At the time of these approvals, McWilliams said “questions about the mixing of banking and commerce, and the ability of banks to affiliate with nonfinancial firms, involve complicated policy trade-offs that are best addressed by Congress”: legislative action represented the best path forward to address “applications from groups seeking to establish new banks owned by commercial parents.”
Well, following Donald Trump’s election to a second term in the White House, “commercial parents” and car manufacturers General Motors, Ford, and Stellantis submitted ILC charter applications. Securing these charters would shore up the ranks of carmakers possessing ILC charters, as Toyota and BMW already have them, and would give GM another shot at ILC operation.
While a spokesperson for the OCC told Fintech Nexus that the Board “has not yet acted upon the next step in this rulemaking process,” Michele Alt, Partner at advisory and investment firm Klaros Group and a veteran of the OCC’s Law Department, predicts a litigious double bind if Congress fails to clarify the legal status or process for ILCs. Especially after the Supreme Court threw out the “Chevron decision,” which told courts to follow federal agencies’ interpretations of ambiguous laws, incumbent industry groups (such as the Bank Policy Institute and American Bankers Association) could sue the FDIC if ILC approvals see an uptick on one side, and from rejected ILC applicants on the other side for a lack of regulatory and rulemaking clarity. “Unless there is legislation that will actually eliminate the ILC charter, we’re seeing this super interesting lining up of incumbents against insurgents,” Alt said, anticipating an “opening of the floodgates” for other entities, namely fintechs, if this first wave of ILC applicants are approved.
But would those other entities really be fintechs of all stripes — obviating or minimizing the value of BaaS tie-ups? Probably not by biblical proportions. Baker says it’s unlikely that fintechs will surge through such a loophole to secure charters of their own, in part for purely quantitative reasons. If banking activities become a large enough slice of a fintech’s corporate pie, then a fintech’s valuation will be quantified the way a bank’s is — a far smaller figure that would minimize a founder’s equity and throw a wrench in investors’ “rocketship-emoji” returns. This is a valuation concern that Barnes of M1 and B2 said his board has discussed. At the very least, coupled with the FDIC’s requirements for holding companies (assuming these stipulations stick around and aren’t fed into the woodchipper too), that prevents early- and mid-stage fintechs from eyeing ILCs as the way to free themselves from the Green Dots and Coastal Community Banks of the world.

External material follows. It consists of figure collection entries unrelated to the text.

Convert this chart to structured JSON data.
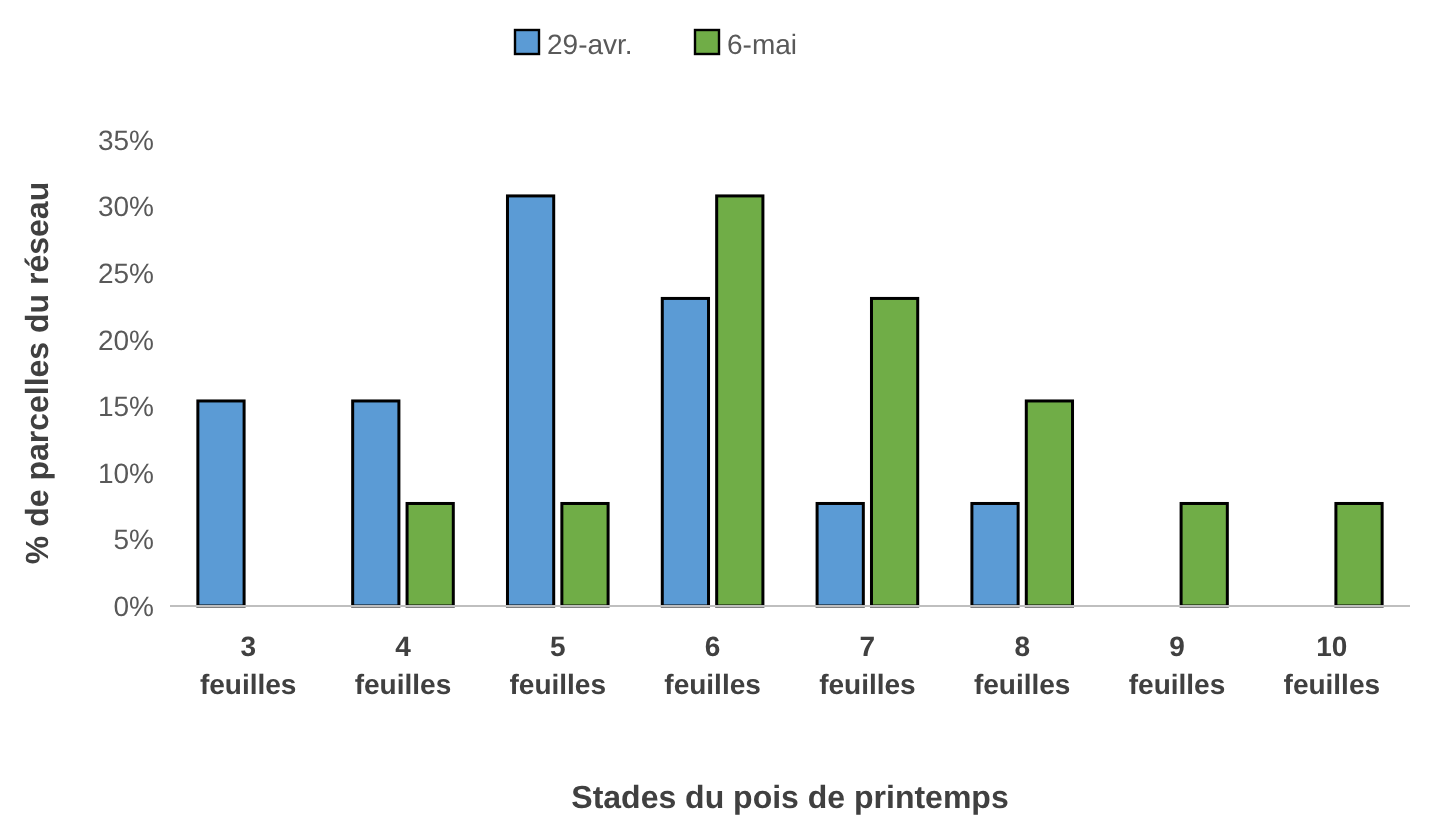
{
  "chart_data": {
    "type": "bar",
    "xlabel": "Stades du pois de printemps",
    "ylabel": "% de parcelles du réseau",
    "categories": [
      "3 feuilles",
      "4 feuilles",
      "5 feuilles",
      "6 feuilles",
      "7 feuilles",
      "8 feuilles",
      "9 feuilles",
      "10 feuilles"
    ],
    "series": [
      {
        "name": "29-avr.",
        "color": "#5b9bd5",
        "values": [
          15.4,
          15.4,
          30.8,
          23.1,
          7.7,
          7.7,
          0,
          0
        ]
      },
      {
        "name": "6-mai",
        "color": "#70ad47",
        "values": [
          0,
          7.7,
          7.7,
          30.8,
          23.1,
          15.4,
          7.7,
          7.7
        ]
      }
    ],
    "ylim": [
      0,
      35
    ],
    "yticks": [
      {
        "value": 0,
        "label": "0%"
      },
      {
        "value": 5,
        "label": "5%"
      },
      {
        "value": 10,
        "label": "10%"
      },
      {
        "value": 15,
        "label": "15%"
      },
      {
        "value": 20,
        "label": "20%"
      },
      {
        "value": 25,
        "label": "25%"
      },
      {
        "value": 30,
        "label": "30%"
      },
      {
        "value": 35,
        "label": "35%"
      }
    ],
    "grid": false,
    "legend": "top"
  }
}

There are also costs involved. Barnes said the de novo process was “10 to 20 times more expensive than purchasing an existing bank, and so it didn’t feel like it was the right economic calculus.” Securing a de novo charter was also a longer process, and could lead to a rejection, while the acquisition of B2 as an individual was a more surefire approach to arrive at a similar goal. Though, Barnes admits, the bank purchase “probably wouldn’t have happened” if it hadn’t happened “towards the end of the first Trump administration.
The ongoing state of the BaaS landscape has compelled some fintech CEOs to contemplate buying banks like Barnes has.
“But I don’t know if they know what they’re signing up for,” Barnes said. “Man, it’s pushed me to the limits. Knowing some of the other people that don’t have the temperament, I think they would not enjoy themselves.”